Следующая погрузка была в Либервиле у Нигера 14 ноября. Характерным эпизодом здесь было то, что адмирал Рожественский, еще подходя к этому порту, объявил, как всегда, в категорическом тоне, что суда должны принять двойной запас угля. Для крейсера "Аврора" это вместо обычных 900 составляло 1800 т. С имевшимися в то время в ямах 620 тоннами оставалось допринять еще 1300. Эта совершенно неожиданная большая погрузка привела всех в уныние. Не допуская мысли о возможности выполнить приказание буквально, командир "Авроры" Е. Р. Егорьев попробовал, было, заикнуться о том, что, ведь, тогда придется завалить углем все жилые помещения крейсера. На это ему было сказано, что пусть он заваливает, что хочет, но 1800 т должно быть на палубе, и никаких разговоров больше по сему поводу не допускается. Что произошло дальше - описать трудно.

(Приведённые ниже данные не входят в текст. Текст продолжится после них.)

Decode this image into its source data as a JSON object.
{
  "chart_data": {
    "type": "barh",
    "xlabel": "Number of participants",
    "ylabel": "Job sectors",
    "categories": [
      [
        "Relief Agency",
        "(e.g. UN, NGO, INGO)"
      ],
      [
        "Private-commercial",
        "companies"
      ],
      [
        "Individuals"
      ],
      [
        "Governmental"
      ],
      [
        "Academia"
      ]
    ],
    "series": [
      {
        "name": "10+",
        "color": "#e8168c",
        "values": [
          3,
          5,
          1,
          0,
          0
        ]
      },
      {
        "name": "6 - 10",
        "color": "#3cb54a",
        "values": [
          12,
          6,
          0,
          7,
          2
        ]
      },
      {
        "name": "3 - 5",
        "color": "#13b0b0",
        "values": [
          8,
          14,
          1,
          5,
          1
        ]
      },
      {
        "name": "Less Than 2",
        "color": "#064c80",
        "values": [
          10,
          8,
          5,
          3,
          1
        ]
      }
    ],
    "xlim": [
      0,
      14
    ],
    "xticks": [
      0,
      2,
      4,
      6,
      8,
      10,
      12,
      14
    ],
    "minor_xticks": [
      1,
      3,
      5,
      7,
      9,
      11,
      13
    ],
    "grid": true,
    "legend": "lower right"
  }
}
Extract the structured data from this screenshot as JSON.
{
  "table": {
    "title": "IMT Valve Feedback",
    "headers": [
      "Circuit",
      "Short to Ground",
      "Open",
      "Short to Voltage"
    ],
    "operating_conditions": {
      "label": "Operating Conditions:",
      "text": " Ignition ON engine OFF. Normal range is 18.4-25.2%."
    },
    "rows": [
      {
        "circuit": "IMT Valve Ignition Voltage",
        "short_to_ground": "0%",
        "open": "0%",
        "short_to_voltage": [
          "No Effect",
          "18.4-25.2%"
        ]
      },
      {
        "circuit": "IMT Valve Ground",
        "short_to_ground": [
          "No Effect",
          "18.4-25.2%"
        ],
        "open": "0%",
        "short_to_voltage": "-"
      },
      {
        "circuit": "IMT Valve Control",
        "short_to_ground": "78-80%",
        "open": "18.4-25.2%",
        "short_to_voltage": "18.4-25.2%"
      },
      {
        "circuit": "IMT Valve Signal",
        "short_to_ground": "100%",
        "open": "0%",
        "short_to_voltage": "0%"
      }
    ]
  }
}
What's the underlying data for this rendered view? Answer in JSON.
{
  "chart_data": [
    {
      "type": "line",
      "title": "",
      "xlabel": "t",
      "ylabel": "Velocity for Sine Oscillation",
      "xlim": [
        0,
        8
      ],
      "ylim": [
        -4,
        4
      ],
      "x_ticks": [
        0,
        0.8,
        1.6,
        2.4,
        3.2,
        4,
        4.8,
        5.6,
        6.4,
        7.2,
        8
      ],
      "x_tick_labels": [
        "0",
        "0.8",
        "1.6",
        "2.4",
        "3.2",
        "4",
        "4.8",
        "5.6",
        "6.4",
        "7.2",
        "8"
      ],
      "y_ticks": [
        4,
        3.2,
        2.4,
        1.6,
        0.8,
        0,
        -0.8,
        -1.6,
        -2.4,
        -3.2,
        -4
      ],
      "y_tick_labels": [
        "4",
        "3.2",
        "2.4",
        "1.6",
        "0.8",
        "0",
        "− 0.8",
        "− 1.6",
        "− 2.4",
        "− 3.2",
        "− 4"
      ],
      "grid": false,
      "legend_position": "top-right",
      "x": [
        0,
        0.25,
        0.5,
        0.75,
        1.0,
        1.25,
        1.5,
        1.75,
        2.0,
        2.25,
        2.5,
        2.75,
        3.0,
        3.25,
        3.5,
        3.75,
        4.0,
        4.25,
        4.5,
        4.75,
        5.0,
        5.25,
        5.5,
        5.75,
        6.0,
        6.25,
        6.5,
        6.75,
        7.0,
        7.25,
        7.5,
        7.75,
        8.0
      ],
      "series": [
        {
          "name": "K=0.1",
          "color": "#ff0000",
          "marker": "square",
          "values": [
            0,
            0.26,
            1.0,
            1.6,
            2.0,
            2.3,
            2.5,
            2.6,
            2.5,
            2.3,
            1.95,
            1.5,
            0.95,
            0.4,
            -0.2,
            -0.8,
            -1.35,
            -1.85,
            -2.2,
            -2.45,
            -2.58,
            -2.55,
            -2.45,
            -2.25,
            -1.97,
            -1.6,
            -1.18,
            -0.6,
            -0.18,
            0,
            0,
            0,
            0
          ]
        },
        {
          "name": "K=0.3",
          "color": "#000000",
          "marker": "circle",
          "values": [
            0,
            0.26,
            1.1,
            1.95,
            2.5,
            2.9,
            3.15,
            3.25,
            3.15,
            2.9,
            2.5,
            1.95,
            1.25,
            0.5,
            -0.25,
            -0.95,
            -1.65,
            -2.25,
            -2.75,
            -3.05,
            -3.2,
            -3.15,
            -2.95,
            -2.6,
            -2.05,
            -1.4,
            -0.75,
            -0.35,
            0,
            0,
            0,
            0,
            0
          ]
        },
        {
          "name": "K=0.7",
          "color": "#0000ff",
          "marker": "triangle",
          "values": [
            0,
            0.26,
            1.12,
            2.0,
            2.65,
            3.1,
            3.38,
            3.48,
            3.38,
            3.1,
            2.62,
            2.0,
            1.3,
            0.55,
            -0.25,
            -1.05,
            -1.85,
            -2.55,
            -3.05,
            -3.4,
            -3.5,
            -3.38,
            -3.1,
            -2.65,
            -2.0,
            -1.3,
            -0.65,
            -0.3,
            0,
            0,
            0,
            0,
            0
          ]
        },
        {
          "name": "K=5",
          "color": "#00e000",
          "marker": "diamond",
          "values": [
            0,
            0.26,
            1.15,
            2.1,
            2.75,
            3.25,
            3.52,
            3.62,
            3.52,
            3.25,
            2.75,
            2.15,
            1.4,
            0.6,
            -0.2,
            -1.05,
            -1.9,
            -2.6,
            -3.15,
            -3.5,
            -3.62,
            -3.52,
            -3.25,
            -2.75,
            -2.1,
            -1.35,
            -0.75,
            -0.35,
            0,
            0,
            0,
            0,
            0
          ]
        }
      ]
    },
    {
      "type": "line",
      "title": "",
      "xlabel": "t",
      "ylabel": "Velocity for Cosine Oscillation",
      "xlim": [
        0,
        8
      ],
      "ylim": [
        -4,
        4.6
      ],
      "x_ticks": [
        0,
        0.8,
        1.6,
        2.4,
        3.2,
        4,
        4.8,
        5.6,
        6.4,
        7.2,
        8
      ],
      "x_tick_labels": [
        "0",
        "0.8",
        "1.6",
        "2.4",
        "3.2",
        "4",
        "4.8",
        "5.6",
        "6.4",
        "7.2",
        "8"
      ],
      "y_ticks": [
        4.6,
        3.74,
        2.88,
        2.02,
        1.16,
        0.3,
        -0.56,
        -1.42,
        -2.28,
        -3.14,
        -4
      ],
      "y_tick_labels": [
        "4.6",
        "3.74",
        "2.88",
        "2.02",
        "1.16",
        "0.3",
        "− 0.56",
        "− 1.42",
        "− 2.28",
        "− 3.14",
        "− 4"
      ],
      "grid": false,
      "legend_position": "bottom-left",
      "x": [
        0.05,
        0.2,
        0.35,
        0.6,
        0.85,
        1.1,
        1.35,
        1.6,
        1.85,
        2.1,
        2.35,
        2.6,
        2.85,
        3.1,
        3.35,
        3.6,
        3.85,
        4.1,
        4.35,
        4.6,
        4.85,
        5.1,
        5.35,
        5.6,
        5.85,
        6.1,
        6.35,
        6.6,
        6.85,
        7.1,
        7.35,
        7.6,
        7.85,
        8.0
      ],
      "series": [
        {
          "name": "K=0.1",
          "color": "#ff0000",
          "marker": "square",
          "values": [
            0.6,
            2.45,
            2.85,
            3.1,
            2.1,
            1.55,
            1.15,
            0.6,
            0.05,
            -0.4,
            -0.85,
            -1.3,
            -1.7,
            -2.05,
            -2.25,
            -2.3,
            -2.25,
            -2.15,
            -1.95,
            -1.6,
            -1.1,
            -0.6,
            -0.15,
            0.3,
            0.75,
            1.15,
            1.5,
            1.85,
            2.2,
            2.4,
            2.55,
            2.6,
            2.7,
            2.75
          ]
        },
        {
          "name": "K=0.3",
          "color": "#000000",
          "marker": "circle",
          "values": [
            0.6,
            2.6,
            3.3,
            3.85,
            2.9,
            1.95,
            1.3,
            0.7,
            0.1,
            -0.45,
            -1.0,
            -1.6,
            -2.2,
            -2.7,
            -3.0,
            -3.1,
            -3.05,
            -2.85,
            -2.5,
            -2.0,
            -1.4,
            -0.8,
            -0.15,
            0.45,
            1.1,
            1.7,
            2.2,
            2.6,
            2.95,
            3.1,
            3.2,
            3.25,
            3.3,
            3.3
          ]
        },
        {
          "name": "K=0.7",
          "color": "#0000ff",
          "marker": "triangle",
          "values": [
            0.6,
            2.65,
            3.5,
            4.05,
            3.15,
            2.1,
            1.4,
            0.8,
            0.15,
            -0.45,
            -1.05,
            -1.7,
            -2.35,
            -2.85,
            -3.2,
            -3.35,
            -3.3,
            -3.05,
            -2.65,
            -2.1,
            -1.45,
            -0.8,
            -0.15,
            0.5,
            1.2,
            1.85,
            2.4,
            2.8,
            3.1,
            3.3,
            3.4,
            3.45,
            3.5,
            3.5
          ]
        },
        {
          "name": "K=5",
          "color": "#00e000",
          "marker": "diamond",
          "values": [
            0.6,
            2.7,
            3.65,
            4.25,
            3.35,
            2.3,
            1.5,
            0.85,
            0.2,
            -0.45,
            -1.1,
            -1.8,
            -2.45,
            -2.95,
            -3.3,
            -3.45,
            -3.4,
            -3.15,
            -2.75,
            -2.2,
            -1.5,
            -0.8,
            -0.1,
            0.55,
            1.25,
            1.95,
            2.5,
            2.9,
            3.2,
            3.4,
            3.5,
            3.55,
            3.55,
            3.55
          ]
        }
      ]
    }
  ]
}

Работа была исполнена офицерами и командой молодецки: в 18 ч 15 мин было принято 1300 т, но зато на что стало похоже судно! Кают-компания переселилась в командирскую столовую. Прежнее помещение офицерской кают-компании почти сплошь завалили углем. Офицерский буфет был выломан и превращен в угольную яму. Кормовая машина была наглухо закрыта броневыми люками, а сверху погребена под слоем угля в 8 футов вышины. Сыпали уголь всюду, куда только было возможно. Когда все это было заполнено, начали валить уголь прямо на палубы, целые горы угля, не разрешив еще задачу, куда девать его впоследствии. Высказывались совершенно основательные опасения за неустойчивость судна при перегрузке верхней палубы около 400 т. Когда приказание адмирала было исполнено, то на верхней палубе высился уголь в рост человека; были оставлены лишь самые узкие проходы. После погрузки, окончившейся лишь в два часа ночи, люди, истомленные до последней крайности, впали в беспробудный сон, свалившись тут же, на угле, где кто работал. Но главное испытание этой ночи было еще впереди. Едва только угольщики успели благополучно отвалить от борта, как над эскадрой разразилась настоящая буря с тропическим ливнем. Все ближе и ближе подходили к нашей якорной стоянке молния и гром; наконец разразился такой удар и так близко, что все перепугались. На заваленной углем верхней палубе творилось нечто невообразимое: шпигаты, сточные трубы были забиты углем; вода, не успевая вытекать за борт, быстро поднималась, образовывая всюду черное месиво и море, того и гляди, угрожало залить судно через люки. Трудно было справиться с этой нежданной напастью: не хватало сил, не было умения. Только что сомкнувшая глаза команда была разбужена страшными раскатами грома и потоками ливня. Как полчище распутанных тараканов, они голые, грязные сновали всюду по палубе, спотыкаясь, толкаясь, нигде не находя себе пристанища. В силу ужасной необходимости шли в батарейную палубу, где при температуре около 40° дышать было нечем. А дождь так лил и лил, пока не перестал, и восходящее солнце застало крейсер, надо признаться, в весьма беспомощном состоянии. Все от мала до велика вооружились лопатами и, загребая, расчищая уголь, точно сугробы снега в метель, работая, не покладая рук, через три часа привели крейсер в довольно приличный вид: восстановили проходы, открыли и очистили шпигаты, уложили уголь в мешки и образовали из последних вокруг орудий брустверы.
После гигантской работы с углем на другой день утомленных людей потребовали на новую угольную погрузку госпитального судна "Орел" и буксира "Роланд". Работа эта снова продолжалась двое суток, а на крейсере за неимением свободных рук приборка наваленного угля шла страшно медленно.